Many European countries have established targets for 2020 for reducing greenhouse gas emissions, for increasing the use of renewable energy or for reducing energy consumption.
The European Union has set several targets for 2020:
- an overall target to reduce greenhouse gas emissions by 20% as compared to 1990 emissions;
- a subtarget to reduce emissions in the 11'000 biggest industrial and power installations through an EU wide Emissions Trading Scheme, by 21% as compared to 2005 emissions;
- a subtarget to reduce emissions in the sectors not covered by the ETS, by 10% as compared to 2005 emissions (Effort Sharing Decision). This subtarget is divided into national binding targets for each Member States, spanning from -20% for the richest countries and +20% (so allowing increasing emissions) for the poorest countries;
- a target to increase the amount of energy produced from renewables sources to 20% of all energy consumed. This target is divided into binding targets for all Member States;
- a target to reduce energy consumption by 20% as compared to projected consumption.
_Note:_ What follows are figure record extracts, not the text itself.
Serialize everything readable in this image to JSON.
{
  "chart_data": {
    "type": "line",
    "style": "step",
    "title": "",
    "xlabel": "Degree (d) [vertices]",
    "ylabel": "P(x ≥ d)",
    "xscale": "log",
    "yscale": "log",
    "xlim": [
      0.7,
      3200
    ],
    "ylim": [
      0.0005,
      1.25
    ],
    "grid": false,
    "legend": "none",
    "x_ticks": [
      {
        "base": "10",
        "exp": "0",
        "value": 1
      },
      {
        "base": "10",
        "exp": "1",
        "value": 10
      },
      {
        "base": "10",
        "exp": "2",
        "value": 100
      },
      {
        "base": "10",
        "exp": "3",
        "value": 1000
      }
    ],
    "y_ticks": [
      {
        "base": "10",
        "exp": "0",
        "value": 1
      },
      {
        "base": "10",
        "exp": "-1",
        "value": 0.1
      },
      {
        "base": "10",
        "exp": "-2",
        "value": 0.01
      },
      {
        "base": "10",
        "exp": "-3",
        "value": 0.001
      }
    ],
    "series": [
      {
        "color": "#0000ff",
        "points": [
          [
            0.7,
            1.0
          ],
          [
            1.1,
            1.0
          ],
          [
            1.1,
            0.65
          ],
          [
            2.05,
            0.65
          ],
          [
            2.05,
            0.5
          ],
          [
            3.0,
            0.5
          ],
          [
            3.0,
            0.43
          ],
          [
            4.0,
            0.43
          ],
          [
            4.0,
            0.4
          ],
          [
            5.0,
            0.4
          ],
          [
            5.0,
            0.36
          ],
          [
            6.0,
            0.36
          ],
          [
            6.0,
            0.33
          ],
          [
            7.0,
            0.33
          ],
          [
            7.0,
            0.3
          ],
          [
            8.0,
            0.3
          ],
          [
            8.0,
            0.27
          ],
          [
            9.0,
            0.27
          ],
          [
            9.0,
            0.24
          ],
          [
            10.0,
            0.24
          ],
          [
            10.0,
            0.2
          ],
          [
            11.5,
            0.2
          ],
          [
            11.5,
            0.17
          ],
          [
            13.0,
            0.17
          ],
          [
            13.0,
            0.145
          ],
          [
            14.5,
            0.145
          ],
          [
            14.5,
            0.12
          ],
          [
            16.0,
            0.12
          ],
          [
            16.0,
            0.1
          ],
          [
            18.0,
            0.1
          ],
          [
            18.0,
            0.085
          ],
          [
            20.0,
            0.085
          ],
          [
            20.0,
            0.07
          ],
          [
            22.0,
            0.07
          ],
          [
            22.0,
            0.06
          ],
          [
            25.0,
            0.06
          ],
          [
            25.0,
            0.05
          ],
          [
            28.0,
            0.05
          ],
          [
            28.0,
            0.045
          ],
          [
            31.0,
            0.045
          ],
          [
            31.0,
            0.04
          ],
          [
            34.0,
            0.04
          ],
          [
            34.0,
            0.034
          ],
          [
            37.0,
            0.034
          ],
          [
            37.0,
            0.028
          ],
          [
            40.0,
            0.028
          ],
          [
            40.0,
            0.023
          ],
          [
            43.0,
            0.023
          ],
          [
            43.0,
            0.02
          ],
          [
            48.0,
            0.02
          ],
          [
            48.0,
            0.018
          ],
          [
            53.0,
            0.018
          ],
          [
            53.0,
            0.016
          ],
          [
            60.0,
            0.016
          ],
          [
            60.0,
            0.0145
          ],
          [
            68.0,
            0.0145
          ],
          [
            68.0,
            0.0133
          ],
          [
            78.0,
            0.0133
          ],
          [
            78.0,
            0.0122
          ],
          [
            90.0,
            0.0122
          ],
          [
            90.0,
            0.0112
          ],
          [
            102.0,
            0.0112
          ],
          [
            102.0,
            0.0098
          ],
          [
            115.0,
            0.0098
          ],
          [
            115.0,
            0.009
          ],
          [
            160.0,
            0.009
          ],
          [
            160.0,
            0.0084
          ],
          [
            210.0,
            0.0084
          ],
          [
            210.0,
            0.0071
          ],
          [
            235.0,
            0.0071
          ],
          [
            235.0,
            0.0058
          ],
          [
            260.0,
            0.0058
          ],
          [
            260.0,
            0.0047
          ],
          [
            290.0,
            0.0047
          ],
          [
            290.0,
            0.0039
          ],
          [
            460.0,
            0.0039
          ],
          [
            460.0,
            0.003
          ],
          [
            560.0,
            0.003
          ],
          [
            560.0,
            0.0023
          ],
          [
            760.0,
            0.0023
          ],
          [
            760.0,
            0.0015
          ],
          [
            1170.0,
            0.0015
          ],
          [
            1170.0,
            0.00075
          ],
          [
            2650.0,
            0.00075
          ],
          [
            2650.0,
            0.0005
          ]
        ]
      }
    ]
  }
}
This target is not divided amongst Member States.
Overall, the EU is on track to achieve its targets and in particular to largely overshoot its greenhouse gas emission reduction target. Nevertheless several EU Member States are not on track to achieve their national targets for non-ETS emissions. The same can be said for efforts to achieve the binding renewables and non binding efficiency targets. The European Environment Agency in its 2014 progress report states:
- 24 EU countries are on track to meet their GHG targets (all except Austria, Belgium, Ireland and Luxembourg);
- 20 EU countries are on track to achieve their renewable energy targets (all except Denmark, France, Ireland, Luxembourg, the Netherlands, Portugal, Spain and the United Kingdom);
- 20 EU countries are on track to achieve their energy efficiency targets (all except Belgium, Estonia, France, Germany, Malta, the Netherlands, Poland and Sweden);
The overachievement of the greenhouse gas target, and in particular of the Emissions Trading Scheme target is posing many problems in terms of the collapse of the price of carbon as well as of reducing the level of ambition of the 2030 Climate and Energy Targets.